Doch die Schöpfung erforderte ein Opfer. Um das Licht von Aethelion zu definieren, musste ein Schatten geworfen werden. So entstanden gleichzeitig mit der Welt die Dimensionen des Überflusses und der Entbehrung – der strahlende Himmel und die lodernde Hölle. Diese Reiche wurden durch dünne, aber zähe Barrieren getrennt, die nur durch die mächtigsten Wesenheiten durchbrochen werden konnten.

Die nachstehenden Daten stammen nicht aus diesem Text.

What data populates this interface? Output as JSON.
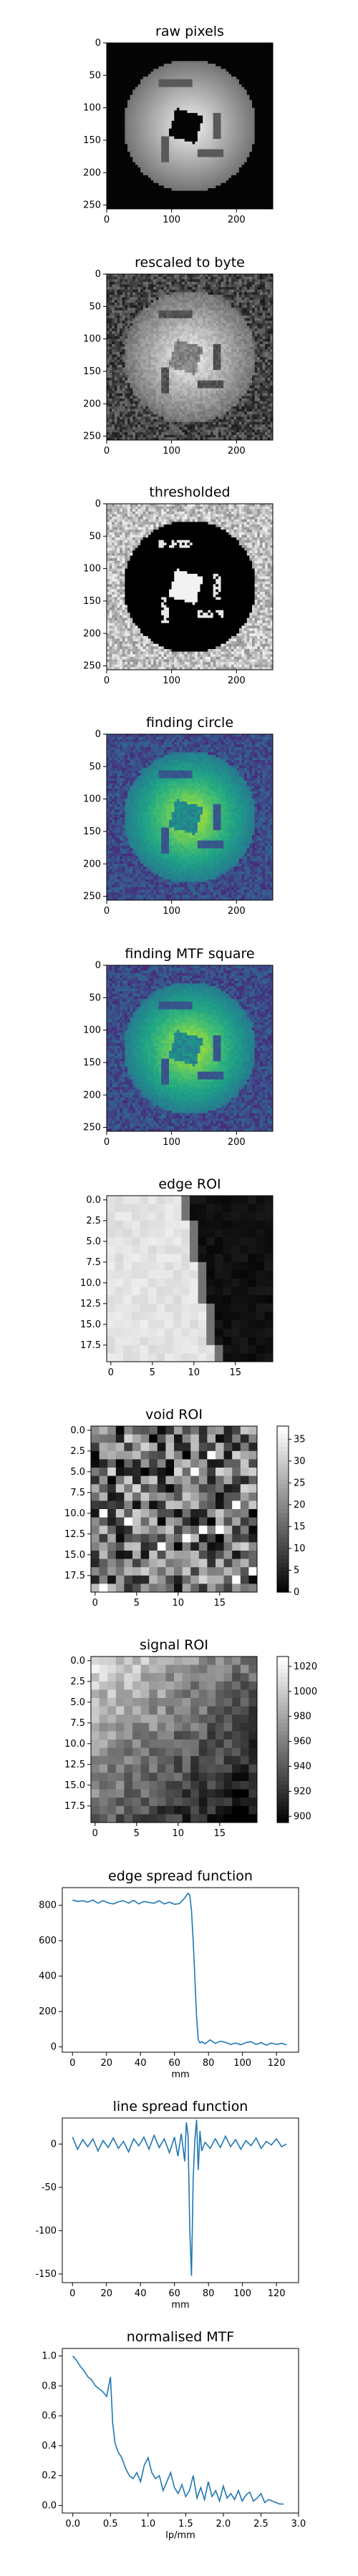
{
  "chart_data": [
    {
      "type": "heatmap",
      "title": "raw pixels",
      "image": "phantom-gray",
      "xticks": [
        0,
        100,
        200
      ],
      "yticks": [
        0,
        50,
        100,
        150,
        200,
        250
      ],
      "xlim": [
        0,
        256
      ],
      "ylim": [
        256,
        0
      ]
    },
    {
      "type": "heatmap",
      "title": "rescaled to byte",
      "image": "phantom-noisy",
      "xticks": [
        0,
        100,
        200
      ],
      "yticks": [
        0,
        50,
        100,
        150,
        200,
        250
      ],
      "xlim": [
        0,
        256
      ],
      "ylim": [
        256,
        0
      ]
    },
    {
      "type": "heatmap",
      "title": "thresholded",
      "image": "phantom-threshold",
      "xticks": [
        0,
        100,
        200
      ],
      "yticks": [
        0,
        50,
        100,
        150,
        200,
        250
      ],
      "xlim": [
        0,
        256
      ],
      "ylim": [
        256,
        0
      ]
    },
    {
      "type": "heatmap",
      "title": "finding circle",
      "image": "phantom-viridis",
      "xticks": [
        0,
        100,
        200
      ],
      "yticks": [
        0,
        50,
        100,
        150,
        200,
        250
      ],
      "xlim": [
        0,
        256
      ],
      "ylim": [
        256,
        0
      ]
    },
    {
      "type": "heatmap",
      "title": "finding MTF square",
      "image": "phantom-viridis",
      "xticks": [
        0,
        100,
        200
      ],
      "yticks": [
        0,
        50,
        100,
        150,
        200,
        250
      ],
      "xlim": [
        0,
        256
      ],
      "ylim": [
        256,
        0
      ]
    },
    {
      "type": "heatmap",
      "title": "edge ROI",
      "image": "edge-roi",
      "xticks": [
        0,
        5,
        10,
        15
      ],
      "yticks": [
        "0.0",
        "2.5",
        "5.0",
        "7.5",
        "10.0",
        "12.5",
        "15.0",
        "17.5"
      ],
      "grid_size": 20
    },
    {
      "type": "heatmap",
      "title": "void ROI",
      "image": "void-roi",
      "xticks": [
        0,
        5,
        10,
        15
      ],
      "yticks": [
        "0.0",
        "2.5",
        "5.0",
        "7.5",
        "10.0",
        "12.5",
        "15.0",
        "17.5"
      ],
      "grid_size": 20,
      "colorbar": {
        "min": 0,
        "max": 38,
        "ticks": [
          0,
          5,
          10,
          15,
          20,
          25,
          30,
          35
        ]
      }
    },
    {
      "type": "heatmap",
      "title": "signal ROI",
      "image": "signal-roi",
      "xticks": [
        0,
        5,
        10,
        15
      ],
      "yticks": [
        "0.0",
        "2.5",
        "5.0",
        "7.5",
        "10.0",
        "12.5",
        "15.0",
        "17.5"
      ],
      "grid_size": 20,
      "colorbar": {
        "min": 895,
        "max": 1028,
        "ticks": [
          900,
          920,
          940,
          960,
          980,
          1000,
          1020
        ]
      }
    },
    {
      "type": "line",
      "title": "edge spread function",
      "xlabel": "mm",
      "xticks": [
        0,
        20,
        40,
        60,
        80,
        100,
        120
      ],
      "yticks": [
        0,
        200,
        400,
        600,
        800
      ],
      "xlim": [
        -6,
        133
      ],
      "ylim": [
        -30,
        900
      ],
      "x": [
        0,
        3,
        6,
        9,
        12,
        15,
        18,
        21,
        24,
        27,
        30,
        33,
        36,
        39,
        42,
        45,
        48,
        51,
        54,
        57,
        60,
        63,
        66,
        68,
        69,
        70,
        71,
        72,
        73,
        74,
        75,
        76,
        78,
        81,
        84,
        87,
        90,
        93,
        96,
        99,
        102,
        105,
        108,
        111,
        114,
        117,
        120,
        123,
        126
      ],
      "y": [
        830,
        822,
        826,
        818,
        830,
        812,
        826,
        814,
        808,
        820,
        826,
        812,
        828,
        808,
        822,
        816,
        812,
        826,
        808,
        818,
        806,
        810,
        842,
        868,
        858,
        770,
        600,
        390,
        170,
        40,
        22,
        30,
        18,
        40,
        20,
        32,
        26,
        14,
        22,
        12,
        24,
        30,
        14,
        24,
        10,
        22,
        14,
        20,
        12
      ]
    },
    {
      "type": "line",
      "title": "line spread function",
      "xlabel": "mm",
      "xticks": [
        0,
        20,
        40,
        60,
        80,
        100,
        120
      ],
      "yticks": [
        0,
        -50,
        -100,
        -150
      ],
      "xlim": [
        -6,
        133
      ],
      "ylim": [
        -160,
        30
      ],
      "x": [
        0,
        3,
        6,
        9,
        12,
        15,
        18,
        21,
        24,
        27,
        30,
        33,
        36,
        39,
        42,
        45,
        48,
        51,
        54,
        57,
        60,
        62,
        64,
        66,
        67,
        68,
        69,
        70,
        71,
        72,
        73,
        74,
        75,
        76,
        78,
        81,
        84,
        87,
        90,
        93,
        96,
        99,
        102,
        105,
        108,
        111,
        114,
        117,
        120,
        123,
        126
      ],
      "y": [
        8,
        -6,
        5,
        -3,
        6,
        -8,
        4,
        -4,
        7,
        -5,
        3,
        -9,
        6,
        -2,
        8,
        -6,
        10,
        -4,
        6,
        -10,
        8,
        -14,
        12,
        -20,
        25,
        10,
        -100,
        -152,
        -40,
        5,
        28,
        -30,
        15,
        -8,
        2,
        -5,
        6,
        -4,
        9,
        -3,
        5,
        -6,
        4,
        -2,
        7,
        -5,
        3,
        -1,
        6,
        -3,
        0
      ]
    },
    {
      "type": "line",
      "title": "normalised MTF",
      "xlabel": "lp/mm",
      "xticks": [
        "0.0",
        "0.5",
        "1.0",
        "1.5",
        "2.0",
        "2.5",
        "3.0"
      ],
      "yticks": [
        "0.0",
        "0.2",
        "0.4",
        "0.6",
        "0.8",
        "1.0"
      ],
      "xlim": [
        -0.14,
        3.0
      ],
      "ylim": [
        -0.05,
        1.05
      ],
      "x": [
        0,
        0.05,
        0.1,
        0.15,
        0.2,
        0.25,
        0.3,
        0.35,
        0.4,
        0.45,
        0.5,
        0.53,
        0.56,
        0.6,
        0.65,
        0.7,
        0.75,
        0.8,
        0.85,
        0.9,
        0.95,
        1.0,
        1.05,
        1.1,
        1.15,
        1.2,
        1.25,
        1.3,
        1.35,
        1.4,
        1.45,
        1.5,
        1.55,
        1.6,
        1.65,
        1.7,
        1.75,
        1.8,
        1.85,
        1.9,
        1.95,
        2.0,
        2.05,
        2.1,
        2.15,
        2.2,
        2.25,
        2.3,
        2.35,
        2.4,
        2.45,
        2.5,
        2.55,
        2.6,
        2.65,
        2.7,
        2.75,
        2.8
      ],
      "y": [
        1.0,
        0.97,
        0.93,
        0.9,
        0.86,
        0.84,
        0.8,
        0.78,
        0.76,
        0.73,
        0.86,
        0.55,
        0.42,
        0.36,
        0.32,
        0.25,
        0.2,
        0.18,
        0.22,
        0.16,
        0.27,
        0.32,
        0.22,
        0.18,
        0.2,
        0.1,
        0.16,
        0.22,
        0.12,
        0.08,
        0.14,
        0.06,
        0.1,
        0.2,
        0.05,
        0.12,
        0.04,
        0.16,
        0.06,
        0.1,
        0.03,
        0.13,
        0.05,
        0.08,
        0.04,
        0.1,
        0.03,
        0.07,
        0.09,
        0.03,
        0.05,
        0.08,
        0.02,
        0.04,
        0.03,
        0.02,
        0.01,
        0.01
      ]
    }
  ]
}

Aethelion lag genau dazwischen, ein kostbares Juwel im Fokus eines kosmischen Tauziehens.
Die Wächter der Ordnung, die ersten Kinder des Ursprungs, die die Grundfesten der Realität festlegten.
Göttin des Lichts und der Hoffnung
Als Erstgeborene des Ursprungs empfing sie die reinste Essenz seiner Macht. Sie erschuf den Himmel und die erste Morgenröte, die die Dunkelheit der Leere für immer vertrieb. Ihr Lächeln ist die Sonne von Aethelion, und ihre Tränen sind der Tau des Lebens. Sie herrscht über die goldenen Hallen von Luminara und gilt als die gütigste der Götter, doch ihr Zorn kann ganze Welten in blendendem Weiß verzehren.

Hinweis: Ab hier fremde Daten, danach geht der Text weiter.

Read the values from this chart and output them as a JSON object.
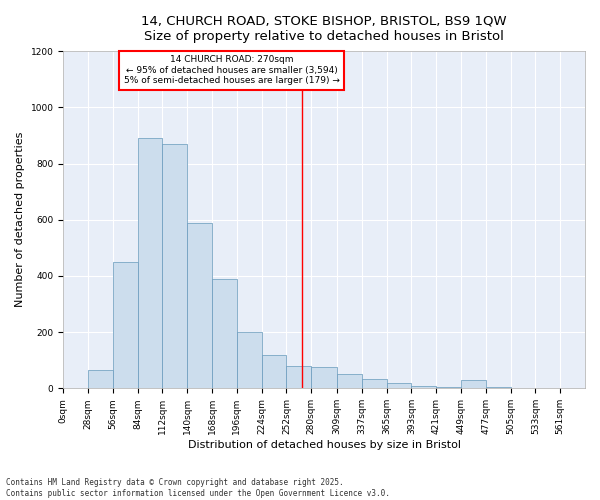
{
  "title_line1": "14, CHURCH ROAD, STOKE BISHOP, BRISTOL, BS9 1QW",
  "title_line2": "Size of property relative to detached houses in Bristol",
  "xlabel": "Distribution of detached houses by size in Bristol",
  "ylabel": "Number of detached properties",
  "bar_labels": [
    "0sqm",
    "28sqm",
    "56sqm",
    "84sqm",
    "112sqm",
    "140sqm",
    "168sqm",
    "196sqm",
    "224sqm",
    "252sqm",
    "280sqm",
    "309sqm",
    "337sqm",
    "365sqm",
    "393sqm",
    "421sqm",
    "449sqm",
    "477sqm",
    "505sqm",
    "533sqm",
    "561sqm"
  ],
  "bin_edges": [
    0,
    28,
    56,
    84,
    112,
    140,
    168,
    196,
    224,
    252,
    280,
    309,
    337,
    365,
    393,
    421,
    449,
    477,
    505,
    533,
    561,
    589
  ],
  "heights": [
    0,
    65,
    450,
    890,
    870,
    590,
    390,
    200,
    120,
    80,
    75,
    50,
    35,
    20,
    10,
    5,
    30,
    5,
    0,
    0,
    0
  ],
  "vline_x": 270,
  "annotation_line1": "14 CHURCH ROAD: 270sqm",
  "annotation_line2": "← 95% of detached houses are smaller (3,594)",
  "annotation_line3": "5% of semi-detached houses are larger (179) →",
  "bar_color": "#ccdded",
  "bar_edge_color": "#6699bb",
  "vline_color": "red",
  "box_edge_color": "red",
  "ylim": [
    0,
    1200
  ],
  "yticks": [
    0,
    200,
    400,
    600,
    800,
    1000,
    1200
  ],
  "background_color": "#e8eef8",
  "grid_color": "#ffffff",
  "footer": "Contains HM Land Registry data © Crown copyright and database right 2025.\nContains public sector information licensed under the Open Government Licence v3.0.",
  "title_fontsize": 9.5,
  "tick_fontsize": 6.5,
  "label_fontsize": 8,
  "footer_fontsize": 5.5
}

Gott der Dunkelheit und des Endes
Er wurde aus der Notwendigkeit des Gleichgewichts geboren. Umbraxis formte die Hölle, nicht als Ort der Qual, sondern als Refugium der Stille und als notwendigen Endpunkt aller Dinge. Er ist der Bewahrer der Geheimnisse und der Gott der Ruhe nach dem Kampf. In den Augen der Sterblichen wird er oft gefürchtet, doch ohne ihn gäbe es keinen Schlaf, keinen Traum und keinen Tod, der dem Leben erst seinen Wert verleiht.

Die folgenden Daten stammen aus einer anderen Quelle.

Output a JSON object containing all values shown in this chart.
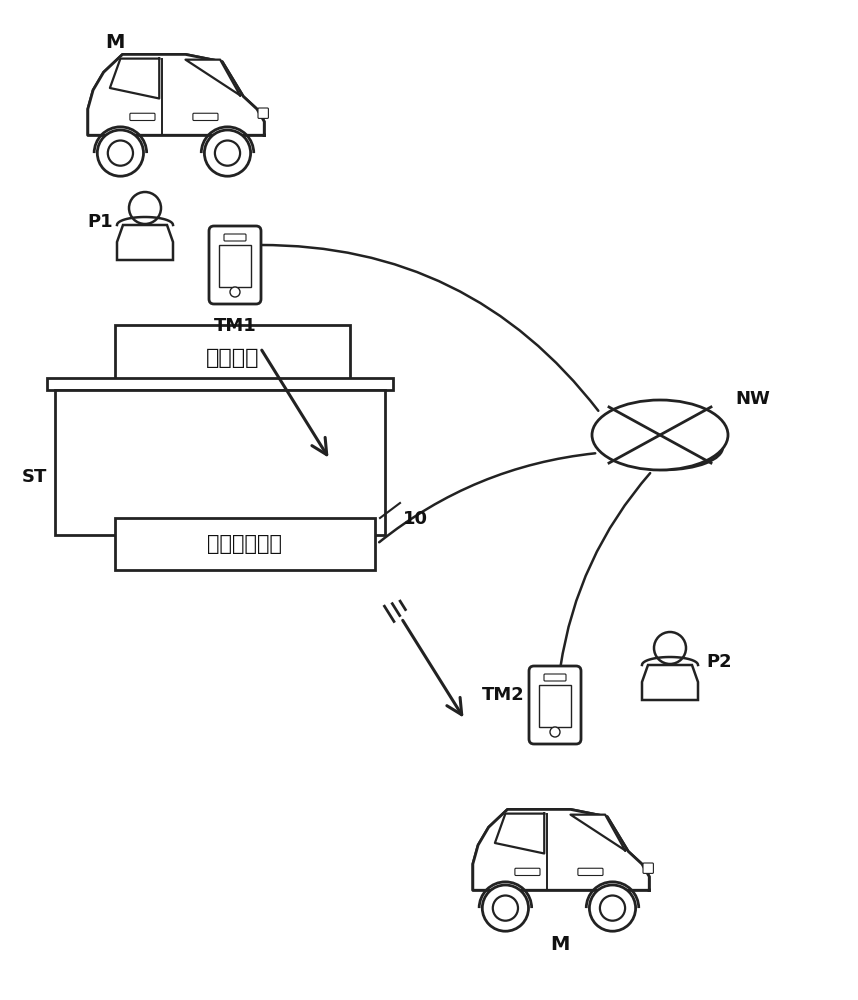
{
  "background_color": "#ffffff",
  "fig_width": 8.58,
  "fig_height": 10.0,
  "labels": {
    "M_top": "M",
    "P1": "P1",
    "TM1": "TM1",
    "ST": "ST",
    "car_sharing": "车辆共享",
    "fee_device": "费用决定装置",
    "label_10": "10",
    "NW": "NW",
    "TM2": "TM2",
    "P2": "P2",
    "M_bottom": "M"
  },
  "line_color": "#222222",
  "text_color": "#111111"
}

Gott der Materie und der Beständigkeit
Er nahm den Staub der Leere und formte daraus die Kontinente von Aethelion. Jedes Gebirge ist ein verhärteter Gedanke von ihm, jeder Ozean eine Flut seines unbändigen Tatendrangs. Terralion schenkte den Sterblichen die feste Erde unter ihren Füßen und lehrte sie den Wert von Fleiß und Ausdauer. Er ist der geduldigste der Götter, doch wenn er sich rührt, bebt die Welt in ihren Grundfesten.
Göttin des Windes und der Inspiration
Aereth webte die unsichtbaren Bänder, die die Welten miteinander verbinden. Sie ist die Herrin der Freiheit und der Veränderung. Sie schenkte den Wesen von Aethelion den Atem und die Fähigkeit, über ihre physischen Grenzen hinauszuwachsen. In den Stürmen zeigt sie ihre Macht, in der sanften Brise ihre Liebe. Sie ist die Schutzpatronin der Reisenden und der Träumer.
Gott des Feuers und der Transformation
Er entzündete die Sterne am Firmament und legte den glühenden Kern in das Herz der Erde. Ignaros ist der Gott der Leidenschaft, der Energie und der Zerstörung, die Platz für Neues schafft. Er lehrte die Menschen das Feuer zu beherrschen und Metalle zu schmieden. In seinem heiligen Feuer wird das Alte geläutert, damit das Neue strahlen kann.
Göttin des Eises und der Bewahrung
Sie erschuf die Pole und die ewigen Gletscher, um die Erinnerungen der Welt für die Ewigkeit einzufrieren. Cryndel ist die Wächterin der Zeit und der Beständigkeit. Wo Ignaros brennt, kühlt Cryndel. Sie bewahrt die Wahrheiten vor dem Zerfall der Zeit. Ihre Schönheit ist klar und kalt, und ihr Urteil ist so unnachgiebig wie der Permafrost.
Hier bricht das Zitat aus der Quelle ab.